Caulking the Backsplash Joint
From contributor J:
We use color caulk and the person I work for likes to see a bead of caulk, but it is hard to get the inside corners to look right.
From contributor H:
Here's a couple of techniques. When applying with the gun, stand the tip up almost perpendicular with the joint. In other words, don't lay the tip back at an angle. You don't want caulk squeezing out the sides. Balance your pressure on the trigger with your movement and you should not even have to touch it. You use the tip to almost scrape the caulk in place. Keep the tip perfectly clean. If caulk starts squeezing out around the tip, stop and clean it. You can usually start and stop anywhere without it showing, if you are laying down a nice fine line. Wait for the opposite corners to set before caulking up the backsplash - don't try to do it all at once. You can also use masking tape for difficult areas.
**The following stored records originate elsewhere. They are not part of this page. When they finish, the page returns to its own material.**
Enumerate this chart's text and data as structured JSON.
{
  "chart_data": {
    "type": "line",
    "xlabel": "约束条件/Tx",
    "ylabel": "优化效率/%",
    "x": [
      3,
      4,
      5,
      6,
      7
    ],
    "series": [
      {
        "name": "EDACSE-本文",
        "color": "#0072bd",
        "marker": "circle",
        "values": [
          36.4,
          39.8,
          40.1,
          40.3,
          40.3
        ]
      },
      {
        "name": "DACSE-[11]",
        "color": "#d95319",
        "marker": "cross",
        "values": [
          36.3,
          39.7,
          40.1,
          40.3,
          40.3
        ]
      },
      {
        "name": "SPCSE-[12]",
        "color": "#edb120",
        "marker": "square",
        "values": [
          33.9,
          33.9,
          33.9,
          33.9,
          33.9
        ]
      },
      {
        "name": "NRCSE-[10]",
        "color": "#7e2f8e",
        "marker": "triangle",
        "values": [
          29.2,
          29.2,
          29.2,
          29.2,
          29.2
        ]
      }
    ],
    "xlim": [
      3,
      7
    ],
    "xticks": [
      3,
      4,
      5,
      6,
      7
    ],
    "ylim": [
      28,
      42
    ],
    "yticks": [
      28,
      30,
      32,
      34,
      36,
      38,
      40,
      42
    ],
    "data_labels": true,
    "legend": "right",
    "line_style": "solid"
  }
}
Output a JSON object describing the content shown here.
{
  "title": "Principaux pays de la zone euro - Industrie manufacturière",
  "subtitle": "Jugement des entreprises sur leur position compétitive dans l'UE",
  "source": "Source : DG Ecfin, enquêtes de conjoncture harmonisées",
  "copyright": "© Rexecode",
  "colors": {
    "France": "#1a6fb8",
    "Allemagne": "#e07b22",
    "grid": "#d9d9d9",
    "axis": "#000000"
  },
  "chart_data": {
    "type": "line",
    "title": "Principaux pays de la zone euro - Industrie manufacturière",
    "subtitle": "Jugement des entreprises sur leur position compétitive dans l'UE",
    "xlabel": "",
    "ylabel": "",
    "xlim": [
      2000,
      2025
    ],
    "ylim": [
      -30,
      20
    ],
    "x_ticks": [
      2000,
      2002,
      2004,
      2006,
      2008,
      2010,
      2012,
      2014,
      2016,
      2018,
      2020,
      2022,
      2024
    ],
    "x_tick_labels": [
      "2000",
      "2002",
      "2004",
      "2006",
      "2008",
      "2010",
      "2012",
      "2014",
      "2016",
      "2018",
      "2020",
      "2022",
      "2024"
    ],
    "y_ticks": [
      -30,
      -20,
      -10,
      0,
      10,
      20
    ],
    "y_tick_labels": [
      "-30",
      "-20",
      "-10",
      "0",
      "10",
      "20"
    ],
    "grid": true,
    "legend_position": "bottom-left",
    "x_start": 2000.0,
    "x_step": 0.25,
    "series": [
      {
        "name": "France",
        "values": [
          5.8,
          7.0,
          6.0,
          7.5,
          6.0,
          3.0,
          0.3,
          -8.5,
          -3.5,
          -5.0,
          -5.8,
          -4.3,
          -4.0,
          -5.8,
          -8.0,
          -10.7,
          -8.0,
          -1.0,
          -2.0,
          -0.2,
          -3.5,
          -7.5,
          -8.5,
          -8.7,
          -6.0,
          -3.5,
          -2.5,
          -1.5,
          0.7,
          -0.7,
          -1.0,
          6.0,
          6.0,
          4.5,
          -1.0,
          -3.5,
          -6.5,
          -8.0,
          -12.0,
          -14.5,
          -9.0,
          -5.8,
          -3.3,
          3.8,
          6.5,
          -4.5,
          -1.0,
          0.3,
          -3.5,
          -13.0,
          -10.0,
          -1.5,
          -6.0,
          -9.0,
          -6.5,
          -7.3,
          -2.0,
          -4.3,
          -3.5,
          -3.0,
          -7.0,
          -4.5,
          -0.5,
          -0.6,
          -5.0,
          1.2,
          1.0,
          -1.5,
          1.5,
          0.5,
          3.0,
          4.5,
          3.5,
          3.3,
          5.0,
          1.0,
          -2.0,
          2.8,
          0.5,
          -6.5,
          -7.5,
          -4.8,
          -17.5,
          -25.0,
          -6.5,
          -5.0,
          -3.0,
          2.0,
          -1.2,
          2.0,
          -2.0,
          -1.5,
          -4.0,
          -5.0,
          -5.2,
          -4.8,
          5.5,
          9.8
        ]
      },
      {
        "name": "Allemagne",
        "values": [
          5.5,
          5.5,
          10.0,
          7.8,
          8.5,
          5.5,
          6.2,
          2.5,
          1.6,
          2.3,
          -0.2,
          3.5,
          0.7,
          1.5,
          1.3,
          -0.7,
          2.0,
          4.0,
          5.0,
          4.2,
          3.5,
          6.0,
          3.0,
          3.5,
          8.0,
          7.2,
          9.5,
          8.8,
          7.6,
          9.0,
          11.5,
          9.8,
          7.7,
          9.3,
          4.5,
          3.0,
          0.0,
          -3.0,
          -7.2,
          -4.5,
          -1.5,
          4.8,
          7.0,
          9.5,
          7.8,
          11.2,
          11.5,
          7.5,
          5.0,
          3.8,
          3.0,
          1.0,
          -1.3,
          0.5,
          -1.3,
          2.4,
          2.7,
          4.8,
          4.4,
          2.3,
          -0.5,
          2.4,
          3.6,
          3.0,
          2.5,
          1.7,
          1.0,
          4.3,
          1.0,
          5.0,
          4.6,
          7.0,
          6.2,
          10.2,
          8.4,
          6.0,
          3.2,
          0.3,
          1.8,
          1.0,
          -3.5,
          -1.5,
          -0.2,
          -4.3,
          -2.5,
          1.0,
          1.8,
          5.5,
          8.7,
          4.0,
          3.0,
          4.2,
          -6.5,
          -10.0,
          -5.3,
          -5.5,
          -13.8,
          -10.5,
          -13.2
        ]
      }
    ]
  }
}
Takes some time, but after the caulk has set, you peel the tape for a clean line. You get the best job, however, just applying it correctly. There are some beading tools for heavier applications, but they are hard to find. A tight convex joint is better in kitchens, anyway.
From contributor P:
Assuming that you're already tooling the caulk (pressing the caulk into the seam with a wet finger), use a piece of mica (2"X 2") to scrape the excess to leave a nice joint. Simply belt sand each corner to a slightly different radius, and use which side fits the application best, wiping the tool clean with a wet rag often.
From contributor L:
After I set the top in place and get it positioned, I place the backsplashes against the wall and scribe a pencil line on the top at the front edge of the splash. After marking the splashes, I pull out the top, clamp the splash along the pencil line, and drill pilot holes about every 12 inches from the bottom of the top, up into the splash. I then remove the splashes, pull out the top, and coat the bottom of the backsplash with colored silicon latex caulk. I then re-clamp the splash in place along the pencil line, and run screws from the bottom of the top up into the splash. This pulls the splash down tight against the top and squishes out the silicone. This assures a water-tight seal and adds rigidity to the top. I then take a wet sponge and wipe the seam between the splash and the top where the caulk squeezed out to remove all traces of caulking. The top is ready to go back in place. Where end splashes meet backsplashes, I coat the end of the splash the same way with caulk but use no screws into the end of the splash. This takes slightly more time, but I end up with a joint minus any visible caulking bead, a water-tight seal, and a stronger countertop that is virtually all one piece. Works for me!
From contributor N:
Whenever I caulk, I use a damp sponge and have a bucket of water to rinse the sponge out. It is like using your finger, but less messy.
From contributor S:
Avoid using ratchet drive guns. The spring clip drives make it easier to control the flow and stop. Newborn model #102D is cheap and works nicely.
From contributor L:
Contributor S, I don't think it's really less messy, I'm just able to get the corner of the sponge tighter in the joint and remove more caulking from view. My fingers are just too big.
From contributor B:
The easiest way to get a consistent caulk bead is to use denatured alcohol. Use a spray bottle, cut your caulk tube tip with a slight angle, lay your bead as even as possible, then mist the caulk bead with the alcohol and wipe with your finger. The caulking will only stick where you put it. This is a fast way to caulk and is very consistent.